“—of course you don’t know what I mean. You have no context.”
“Preposterous. Everybody has a context.”
“No. You have a situation, an environment. That is not the same thing. You exist. I would hardly deny you that.”
“Well, thanks.”
“Yeah. Otherwise you’d be talking to yourself.”
“You’re saying we don’t really live, is that it?”
“That depends what you mean by live. But let’s say yes.”
“How fascinating, my dear Ziller,” E. H. Tersono said. “I wonder—”
“Because we don’t suffer.”
“Because you scarcely seem capable of suffering.”
“Well said! Now, Ziller—”
“Oh, this is such an ancient argument…”
“But it’s only the ability to suffer that—”
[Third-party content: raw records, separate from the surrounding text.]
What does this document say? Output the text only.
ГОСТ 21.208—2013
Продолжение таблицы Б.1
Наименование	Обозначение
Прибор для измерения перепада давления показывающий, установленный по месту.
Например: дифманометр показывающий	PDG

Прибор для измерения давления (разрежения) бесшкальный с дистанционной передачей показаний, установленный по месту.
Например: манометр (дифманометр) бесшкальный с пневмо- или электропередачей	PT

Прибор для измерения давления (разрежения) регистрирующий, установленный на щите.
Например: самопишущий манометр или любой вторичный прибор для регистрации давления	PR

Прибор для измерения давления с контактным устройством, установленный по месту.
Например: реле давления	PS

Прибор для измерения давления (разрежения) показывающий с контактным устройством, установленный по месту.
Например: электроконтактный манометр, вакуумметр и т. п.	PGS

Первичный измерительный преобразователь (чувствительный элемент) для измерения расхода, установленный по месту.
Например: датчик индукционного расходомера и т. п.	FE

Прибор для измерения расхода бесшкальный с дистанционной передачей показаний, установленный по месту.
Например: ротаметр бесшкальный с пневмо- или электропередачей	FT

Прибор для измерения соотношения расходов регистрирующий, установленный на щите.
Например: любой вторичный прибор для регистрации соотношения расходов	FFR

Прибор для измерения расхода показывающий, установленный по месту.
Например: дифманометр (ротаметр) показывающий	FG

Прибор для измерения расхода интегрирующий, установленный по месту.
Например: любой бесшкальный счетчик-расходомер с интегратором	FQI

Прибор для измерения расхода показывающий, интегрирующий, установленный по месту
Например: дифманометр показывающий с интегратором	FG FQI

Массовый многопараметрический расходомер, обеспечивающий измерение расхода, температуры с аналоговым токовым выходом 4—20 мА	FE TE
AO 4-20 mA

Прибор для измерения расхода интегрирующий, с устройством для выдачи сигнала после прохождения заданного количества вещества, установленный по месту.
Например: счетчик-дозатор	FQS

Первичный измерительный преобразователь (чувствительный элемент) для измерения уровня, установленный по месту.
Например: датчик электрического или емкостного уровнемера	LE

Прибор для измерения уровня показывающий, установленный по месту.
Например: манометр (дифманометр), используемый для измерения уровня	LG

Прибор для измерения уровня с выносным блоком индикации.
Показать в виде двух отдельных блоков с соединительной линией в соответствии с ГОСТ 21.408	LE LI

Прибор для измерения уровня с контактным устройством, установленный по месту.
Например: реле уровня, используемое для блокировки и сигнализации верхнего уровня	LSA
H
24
“Hey! I’ve suffered! Lemil Kimp broke my heart.”
“Shut up, Tulyi.”
“—you know, that makes you sentient, or whatever. It’s not actually suffering.”
“But she did!”
“An ancient argument, you said, Ms Sippens?”
“Yes.”
“Ancient meaning bad?”
“Ancient meaning discredited.”
“Discredited? By whom?”
“Not whom. What.”
“And that what would be… ?”
“Statistics.”
“So there we are. Statistics. Now then, Ziller, my dear friend—”
“You are not serious.”
“I think she thinks she is more serious than you, Zil.”
“Suffering demeans more than it ennobles.”
“And this is a statement derived wholly from these statistics?”
“No. I think you’ll find a moral intelligence is required as well.”
“A prerequisite in polite society, I’m sure we’d all agree. Now, Ziller—”
“A moral intelligence which instructs us that all suffering is bad.”
“No. A moral intelligence which will incline to treat suffering as bad until proved good.”
“Ah! So you admit that suffering can be good.”